ビジネスをスムーズに進めるには、交渉力を高める必要がある。自分は交渉力が弱点になっているという人と話すと、無意識のうちの働く心理がその弱点につながっていることが少なくない。そこを意識することで、交渉力は格段にアップする。今回は、無意識のうちに働く心理への気付きを促すことにしたい。(心理学博士 MP人間科学研究所代表 榎本博明)
「疑うのは失礼だ」は日本人的な心理?
数年前、大手建設会社が、土地の持ち主を装って不動産売買の詐欺を働く地面師集団にだまされ、50億円以上の損害を被るという事件が明るみに出て社会に大きな衝撃を与えた。 その事件では、土地の持ち主を装う売り主の身分確認をきちんとしていなかったことが致命的な結果につながっていた。

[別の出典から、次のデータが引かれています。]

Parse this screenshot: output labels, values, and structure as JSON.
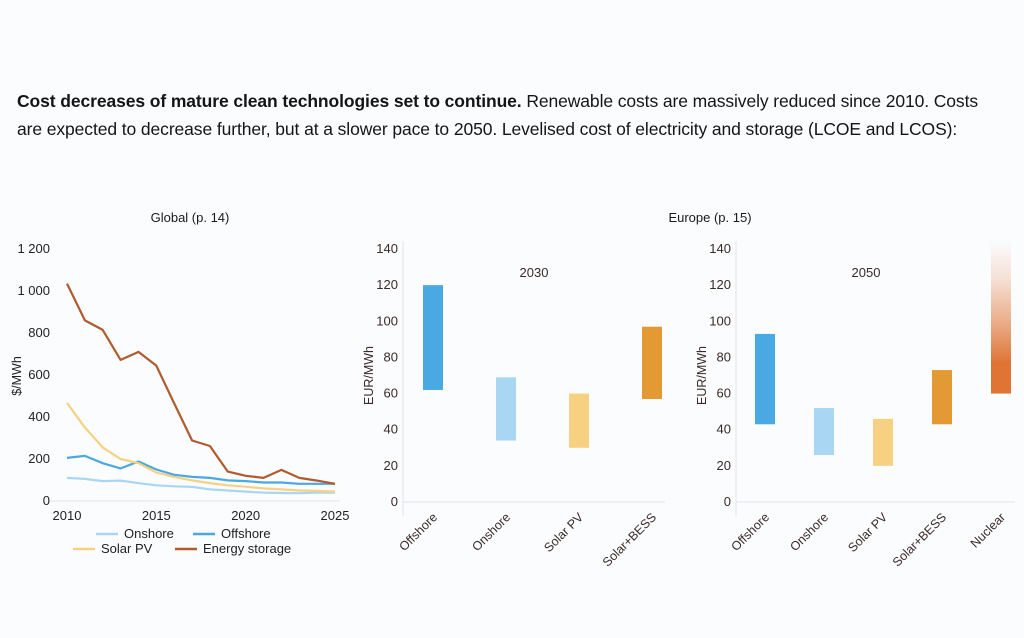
{
  "caption": {
    "bold": "Cost decreases of mature clean technologies set to continue.",
    "rest": " Renewable costs are massively reduced since 2010. Costs are expected to decrease further, but at a slower pace to 2050. Levelised cost of electricity and storage (LCOE and LCOS):"
  },
  "panels": {
    "global_title": "Global (p. 14)",
    "europe_title": "Europe (p. 15)"
  },
  "colors": {
    "onshore": "#A9D7F3",
    "offshore": "#4AA8E2",
    "solar_pv": "#F6D181",
    "energy_storage": "#B05A2E",
    "solar_bess": "#E39A35",
    "nuclear": "#DF7435",
    "axis": "#E2E4EA",
    "text": "#3a2a26"
  },
  "chart_data": [
    {
      "type": "line",
      "title": "Global (p. 14)",
      "xlabel": "",
      "ylabel": "$/MWh",
      "x": [
        2010,
        2011,
        2012,
        2013,
        2014,
        2015,
        2016,
        2017,
        2018,
        2019,
        2020,
        2021,
        2022,
        2023,
        2024,
        2025
      ],
      "xlim": [
        2010,
        2025
      ],
      "ylim": [
        0,
        1200
      ],
      "xticks": [
        2010,
        2015,
        2020,
        2025
      ],
      "xtick_labels": [
        "2010",
        "2015",
        "2020",
        "2025"
      ],
      "yticks": [
        0,
        200,
        400,
        600,
        800,
        1000,
        1200
      ],
      "ytick_labels": [
        "0",
        "200",
        "400",
        "600",
        "800",
        "1 000",
        "1 200"
      ],
      "grid": false,
      "legend": "bottom",
      "series": [
        {
          "name": "Onshore",
          "key": "onshore",
          "values": [
            110,
            105,
            95,
            97,
            85,
            75,
            70,
            67,
            55,
            50,
            45,
            40,
            38,
            37,
            40,
            40
          ]
        },
        {
          "name": "Offshore",
          "key": "offshore",
          "values": [
            205,
            215,
            180,
            155,
            188,
            150,
            125,
            115,
            110,
            98,
            95,
            88,
            88,
            82,
            82,
            82
          ]
        },
        {
          "name": "Solar PV",
          "key": "solar_pv",
          "values": [
            467,
            350,
            255,
            200,
            180,
            135,
            115,
            98,
            85,
            75,
            68,
            60,
            55,
            50,
            48,
            45
          ]
        },
        {
          "name": "Energy storage",
          "key": "energy_storage",
          "values": [
            1035,
            860,
            815,
            672,
            710,
            645,
            465,
            288,
            262,
            140,
            120,
            110,
            148,
            110,
            97,
            82
          ]
        }
      ]
    },
    {
      "type": "bar",
      "subtype": "floating-range",
      "title": "Europe (p. 15)",
      "annotation": "2030",
      "ylabel": "EUR/MWh",
      "ylim": [
        0,
        140
      ],
      "yticks": [
        0,
        20,
        40,
        60,
        80,
        100,
        120,
        140
      ],
      "ytick_labels": [
        "0",
        "20",
        "40",
        "60",
        "80",
        "100",
        "120",
        "140"
      ],
      "grid": false,
      "categories": [
        "Offshore",
        "Onshore",
        "Solar PV",
        "Solar+BESS"
      ],
      "keys": [
        "offshore",
        "onshore",
        "solar_pv",
        "solar_bess"
      ],
      "low": [
        62,
        34,
        30,
        57
      ],
      "high": [
        120,
        69,
        60,
        97
      ]
    },
    {
      "type": "bar",
      "subtype": "floating-range",
      "title": "Europe (p. 15)",
      "annotation": "2050",
      "ylabel": "EUR/MWh",
      "ylim": [
        0,
        140
      ],
      "yticks": [
        0,
        20,
        40,
        60,
        80,
        100,
        120,
        140
      ],
      "ytick_labels": [
        "0",
        "20",
        "40",
        "60",
        "80",
        "100",
        "120",
        "140"
      ],
      "grid": false,
      "categories": [
        "Offshore",
        "Onshore",
        "Solar PV",
        "Solar+BESS",
        "Nuclear"
      ],
      "keys": [
        "offshore",
        "onshore",
        "solar_pv",
        "solar_bess",
        "nuclear"
      ],
      "low": [
        43,
        26,
        20,
        43,
        60
      ],
      "high": [
        93,
        52,
        46,
        73,
        145
      ],
      "open_ended": [
        false,
        false,
        false,
        false,
        true
      ]
    }
  ]
}
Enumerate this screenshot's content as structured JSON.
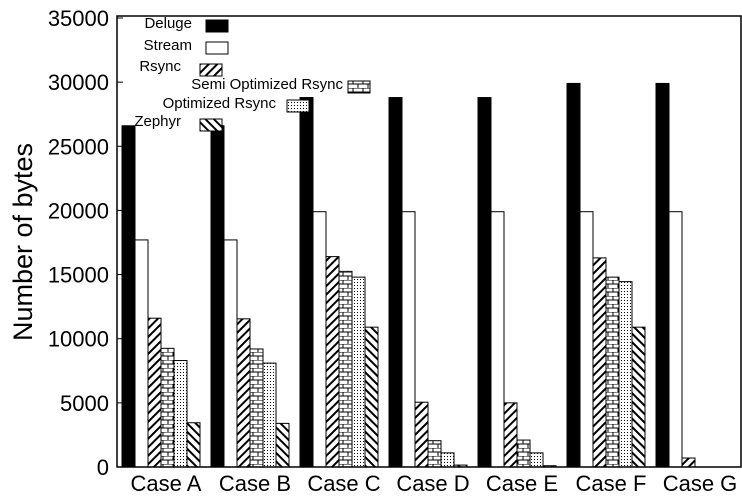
{
  "chart_data": {
    "type": "bar",
    "title": "",
    "xlabel": "",
    "ylabel": "Number of bytes",
    "ylim": [
      0,
      35000
    ],
    "yticks": [
      0,
      5000,
      10000,
      15000,
      20000,
      25000,
      30000,
      35000
    ],
    "categories": [
      "Case A",
      "Case B",
      "Case C",
      "Case D",
      "Case E",
      "Case F",
      "Case G"
    ],
    "legend_position": "top-left",
    "series": [
      {
        "name": "Deluge",
        "pattern": "solid",
        "values": [
          26600,
          26600,
          28800,
          28800,
          28800,
          29900,
          29900
        ]
      },
      {
        "name": "Stream",
        "pattern": "empty",
        "values": [
          17700,
          17700,
          19900,
          19900,
          19900,
          19900,
          19900
        ]
      },
      {
        "name": "Rsync",
        "pattern": "diag",
        "values": [
          11600,
          11550,
          16400,
          5050,
          5000,
          16300,
          700
        ]
      },
      {
        "name": "Semi Optimized Rsync",
        "pattern": "brick",
        "values": [
          9250,
          9200,
          15250,
          2050,
          2100,
          14800,
          0
        ]
      },
      {
        "name": "Optimized Rsync",
        "pattern": "dots",
        "values": [
          8300,
          8100,
          14800,
          1100,
          1100,
          14450,
          0
        ]
      },
      {
        "name": "Zephyr",
        "pattern": "backdiag",
        "values": [
          3450,
          3400,
          10900,
          150,
          100,
          10900,
          0
        ]
      }
    ]
  }
}
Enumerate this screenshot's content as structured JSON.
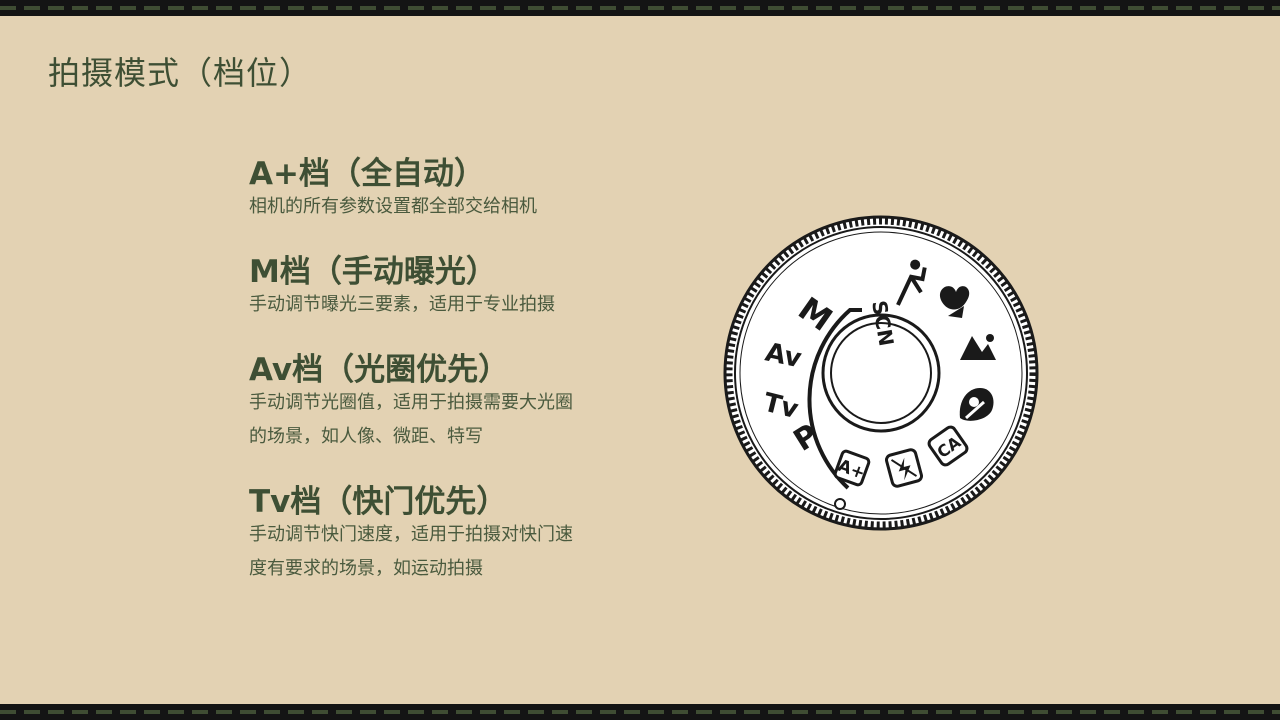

怪しい人物が動いていると知らせる手紙が来たにもかかわらず、怪文書扱いで無視をして、取引を進めたのだった。
身分確認をしつこくするのは失礼に当たる、そんなことをして気分を害してはいけないといった遠慮が働いたのだろう。数十億円もの大金を動かす際にも、気まずくなるのを避けようとして、身分確認をするのを躊躇(ちゅうちょ)してしまうのである。
それほどまでに私たち日本人の心には、「気まずくなるのはまずい」という心理が強く刻まれているのである。
グローバルにビジネスを展開する時代に、このような心理を無意識に抱えているのは、非常に危険なことと言わねばならない。海外では、当たり前のようにだまし合いは起こっており、むしろだまされるほうが悪い、という考え方が主流だ。だまされないように気を付ける姿勢は必須と言ってよい。もちろん国内勢を相手に交渉する際にも、気まずさを避けて確認したいことも確認せず、要求すべきことも遠慮するようでは、相手のペースで進められてしまう。
私たち日本人は、ともすると相手を疑うのは失礼だといった思いに縛られ、きちんと物事を検討せずに相手の要求を受け入れてしまいがちである。そうした文化的に植えつけられている心の癖を自覚し、しっかり考えて行動する必要があるだろう。